Another matter that requires further refinement and clarification is the choice of the secondary cognitive task. Although the serial subtraction task (substracting by sevens) has been reported with the highest sensitivity to challenge dual-task walking performance (Bahureksa et al. 2017), it remains non-specific to neurodegenerative process underlying AD and PD. Furthermore, this cognitive task depends on arithmetic skills, which are very heterogeneous between individuals. In our view, a way to make better use of dual-task walking paradigms is to select a secondary cognitive task that both interferes with gait control and challenges the underlying neuropathological processes (in favor of the bottleneck model) of each disease.
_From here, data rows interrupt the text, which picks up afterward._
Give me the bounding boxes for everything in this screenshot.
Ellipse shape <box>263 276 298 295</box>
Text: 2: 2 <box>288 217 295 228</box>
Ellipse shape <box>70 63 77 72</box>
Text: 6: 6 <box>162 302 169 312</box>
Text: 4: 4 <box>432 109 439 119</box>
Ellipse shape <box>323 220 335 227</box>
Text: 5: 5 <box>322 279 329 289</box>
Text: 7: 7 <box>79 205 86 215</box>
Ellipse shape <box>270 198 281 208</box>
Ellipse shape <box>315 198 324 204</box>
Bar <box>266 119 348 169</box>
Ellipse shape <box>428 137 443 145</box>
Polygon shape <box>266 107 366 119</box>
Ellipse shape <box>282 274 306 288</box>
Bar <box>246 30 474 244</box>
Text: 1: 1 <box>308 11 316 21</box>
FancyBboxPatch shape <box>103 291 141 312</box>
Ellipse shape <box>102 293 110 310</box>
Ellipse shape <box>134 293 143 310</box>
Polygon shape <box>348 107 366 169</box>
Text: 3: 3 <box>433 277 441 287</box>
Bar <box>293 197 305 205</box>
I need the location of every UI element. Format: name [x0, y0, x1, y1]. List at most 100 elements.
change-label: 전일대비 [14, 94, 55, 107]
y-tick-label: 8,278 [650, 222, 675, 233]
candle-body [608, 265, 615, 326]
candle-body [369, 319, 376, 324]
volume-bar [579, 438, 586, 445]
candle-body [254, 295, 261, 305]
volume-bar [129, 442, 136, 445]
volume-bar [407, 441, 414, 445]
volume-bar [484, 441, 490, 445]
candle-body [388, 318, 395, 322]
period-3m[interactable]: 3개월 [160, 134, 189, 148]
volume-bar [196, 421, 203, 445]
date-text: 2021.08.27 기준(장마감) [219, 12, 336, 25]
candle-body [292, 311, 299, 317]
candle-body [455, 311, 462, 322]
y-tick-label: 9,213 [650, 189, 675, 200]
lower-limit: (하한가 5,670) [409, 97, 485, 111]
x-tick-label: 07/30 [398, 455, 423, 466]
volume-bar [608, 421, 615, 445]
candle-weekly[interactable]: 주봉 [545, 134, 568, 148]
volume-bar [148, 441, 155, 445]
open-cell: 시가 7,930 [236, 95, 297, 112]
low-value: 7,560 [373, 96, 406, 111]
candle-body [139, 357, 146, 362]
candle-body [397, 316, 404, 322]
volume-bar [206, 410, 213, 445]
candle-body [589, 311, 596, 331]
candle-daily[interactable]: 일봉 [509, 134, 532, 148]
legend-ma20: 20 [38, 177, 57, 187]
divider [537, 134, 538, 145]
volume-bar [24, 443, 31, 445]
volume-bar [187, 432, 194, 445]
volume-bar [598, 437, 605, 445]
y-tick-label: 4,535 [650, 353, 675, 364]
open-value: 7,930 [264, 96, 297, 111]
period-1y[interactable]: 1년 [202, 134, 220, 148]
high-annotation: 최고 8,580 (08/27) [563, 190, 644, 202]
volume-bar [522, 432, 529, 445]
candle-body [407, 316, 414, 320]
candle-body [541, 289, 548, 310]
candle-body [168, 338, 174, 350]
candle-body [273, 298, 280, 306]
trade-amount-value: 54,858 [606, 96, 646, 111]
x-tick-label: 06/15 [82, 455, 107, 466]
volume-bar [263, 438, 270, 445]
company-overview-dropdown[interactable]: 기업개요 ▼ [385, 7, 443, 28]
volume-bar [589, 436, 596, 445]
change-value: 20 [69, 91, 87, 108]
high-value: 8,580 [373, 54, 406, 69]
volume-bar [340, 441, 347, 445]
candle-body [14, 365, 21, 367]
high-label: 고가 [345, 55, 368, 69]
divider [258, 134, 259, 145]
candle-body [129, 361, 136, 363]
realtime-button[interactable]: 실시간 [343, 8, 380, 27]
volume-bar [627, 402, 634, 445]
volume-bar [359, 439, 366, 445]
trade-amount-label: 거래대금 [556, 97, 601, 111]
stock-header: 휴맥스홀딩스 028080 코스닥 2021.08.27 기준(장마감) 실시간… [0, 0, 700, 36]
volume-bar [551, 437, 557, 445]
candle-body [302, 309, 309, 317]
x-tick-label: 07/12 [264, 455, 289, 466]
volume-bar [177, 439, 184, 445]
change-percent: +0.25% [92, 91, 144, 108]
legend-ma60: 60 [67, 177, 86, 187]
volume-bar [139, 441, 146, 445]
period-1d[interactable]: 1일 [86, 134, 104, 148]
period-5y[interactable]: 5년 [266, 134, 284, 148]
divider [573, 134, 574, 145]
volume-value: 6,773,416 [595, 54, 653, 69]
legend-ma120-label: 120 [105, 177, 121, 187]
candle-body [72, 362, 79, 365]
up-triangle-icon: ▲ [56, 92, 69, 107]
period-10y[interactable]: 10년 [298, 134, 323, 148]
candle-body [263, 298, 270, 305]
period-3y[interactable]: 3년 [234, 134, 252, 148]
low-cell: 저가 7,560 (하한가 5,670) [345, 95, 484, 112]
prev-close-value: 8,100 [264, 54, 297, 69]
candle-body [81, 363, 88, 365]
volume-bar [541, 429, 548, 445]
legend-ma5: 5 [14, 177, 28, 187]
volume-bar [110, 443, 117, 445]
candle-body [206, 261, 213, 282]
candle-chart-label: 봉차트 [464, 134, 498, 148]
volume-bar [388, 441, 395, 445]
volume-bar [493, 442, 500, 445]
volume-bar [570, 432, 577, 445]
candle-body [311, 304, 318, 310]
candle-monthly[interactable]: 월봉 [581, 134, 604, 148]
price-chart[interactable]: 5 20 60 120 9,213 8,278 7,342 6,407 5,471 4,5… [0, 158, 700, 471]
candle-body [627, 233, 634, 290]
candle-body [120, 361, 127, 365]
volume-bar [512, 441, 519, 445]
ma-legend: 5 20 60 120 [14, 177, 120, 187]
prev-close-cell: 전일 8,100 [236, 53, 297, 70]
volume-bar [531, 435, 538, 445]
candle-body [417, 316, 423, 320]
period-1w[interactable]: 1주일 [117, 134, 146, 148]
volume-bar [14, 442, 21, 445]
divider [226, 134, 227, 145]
As such, a possible solution comes from neuropsychological findings that have recently demonstrated that patients with prodromal AD are particularly deficient in tasks requiring inhibition (i.e., Stroop task; Balota et al. 2010) and patients in prodromal PD in tasks involving cognitive flexibility (i.e., task set switching; Cools et al. 2001; Lerche et al. 2014). Importantly, these executive function components are known to interfere with gait (Maquet et al. 2010; Morris et al. 2016) and begin to decrease early in the disease course. Moreover, cognitive flexibility and inhibition depend on dopamine function in the basal ganglia (Berry et al. 2016) and entorhinal cortex (Velayudhan et al. 2013), respectively. Thus, our proposition, requiring more investigation, could open new avenues to use gait as a robust marker for prediagnostic AD and PD.

In conclusion, a growing body of evidence shows that dual-task-related gait changes may be a potential marker that could increase the likelihood of early detection of AD and PD. Longitudinal studies and new dual-task walking paradigms based on the neuropathological profile of each disease are needed to better understand the dual-task interference origins and the interaction between brain damage and gait control, notably by comparing patients from complaints to disease expression (preclinical, prodromal, and clinical) from those who will remain stable.

Compliance with ethical standards

Conflict of interest

The authors declare that they have no conflict of interest.